Although the bill had been the subject of two public hearings and a work session, council members Angela Beltram and Shane Pendergrass said they wanted to give the whole issue of animal control more study before taking final action.

They praised Gray for bringing the matter to the public's attention, and urged him to work with animal specialists and the county animal control officer on another version.

"I feel these efforts will not be wasted because we are now equipped to come up with an even better law," Pendergrass said.

Since it was introduced last month, the bill had generated opposition from pet owners who felt that it was too vague to be meaningful and discriminated against certain breeds, such as pit bulls.

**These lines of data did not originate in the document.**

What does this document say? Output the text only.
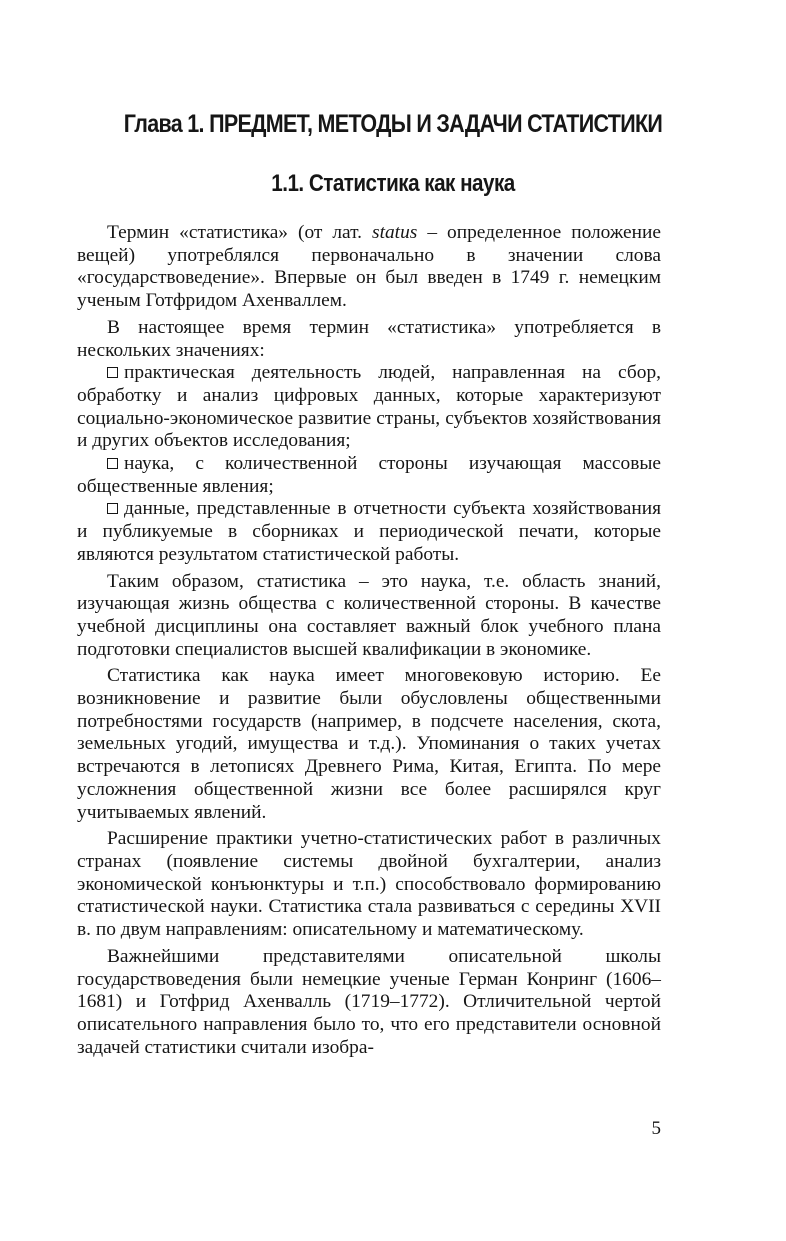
Глава 1. ПРЕДМЕТ, МЕТОДЫ И ЗАДАЧИ СТАТИСТИКИ
1.1. Статистика как наука

Термин «статистика» (от лат. status – определенное положение вещей) употреблялся первоначально в значении слова «государствоведение». Впервые он был введен в 1749 г. немецким ученым Готфридом Ахенваллем.

В настоящее время термин «статистика» употребляется в нескольких значениях:

практическая деятельность людей, направленная на сбор, обработку и анализ цифровых данных, которые характеризуют социально-экономическое развитие страны, субъектов хозяйствования и других объектов исследования;

наука, с количественной стороны изучающая массовые общественные явления;

данные, представленные в отчетности субъекта хозяйствования и публикуемые в сборниках и периодической печати, которые являются результатом статистической работы.

Таким образом, статистика – это наука, т.е. область знаний, изучающая жизнь общества с количественной стороны. В качестве учебной дисциплины она составляет важный блок учебного плана подготовки специалистов высшей квалификации в экономике.

Статистика как наука имеет многовековую историю. Ее возникновение и развитие были обусловлены общественными потребностями государств (например, в подсчете населения, скота, земельных угодий, имущества и т.д.). Упоминания о таких учетах встречаются в летописях Древнего Рима, Китая, Египта. По мере усложнения общественной жизни все более расширялся круг учитываемых явлений.

Расширение практики учетно-статистических работ в различных странах (появление системы двойной бухгалтерии, анализ экономической конъюнктуры и т.п.) способствовало формированию статистической науки. Статистика стала развиваться с середины XVII в. по двум направлениям: описательному и математическому.

Важнейшими представителями описательной школы государствоведения были немецкие ученые Герман Конринг (1606–1681) и Готфрид Ахенвалль (1719–1772). Отличительной чертой описательного направления было то, что его представители основной задачей статистики считали изобра-

5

Before last night's vote, Gray had amended his bill to incorporate some of the public's concerns. As amended, it would have defined as dangerous any animal that had inflicted a serious bite on a person or another pet and allowed the county's Animal Matters Hearing Board to require owners of dangerous pets to obtain liability insurance and enroll their animals in obedience classes.

In other action, the council voted 3 to 1 to amend the county's year-old antiapartheid purchasing law to allow exemptions on occasions when the law's provisions conflict with state or federal law.

The amendment was proposed by County Executive Elizabeth Bobo in response to a U.S. Department of Transportation finding that the law made the county ineligible for $200,000 in federal highway funds because it limits competition.

The county law requires businesses seeking government contracts to certify that neither they nor the manufacturers of their products do business with South Africa.

Gray cast the sole opposing vote, saying he did not believe Bobo's administration had yet exhausted all avenues for challenging the federal agency's finding.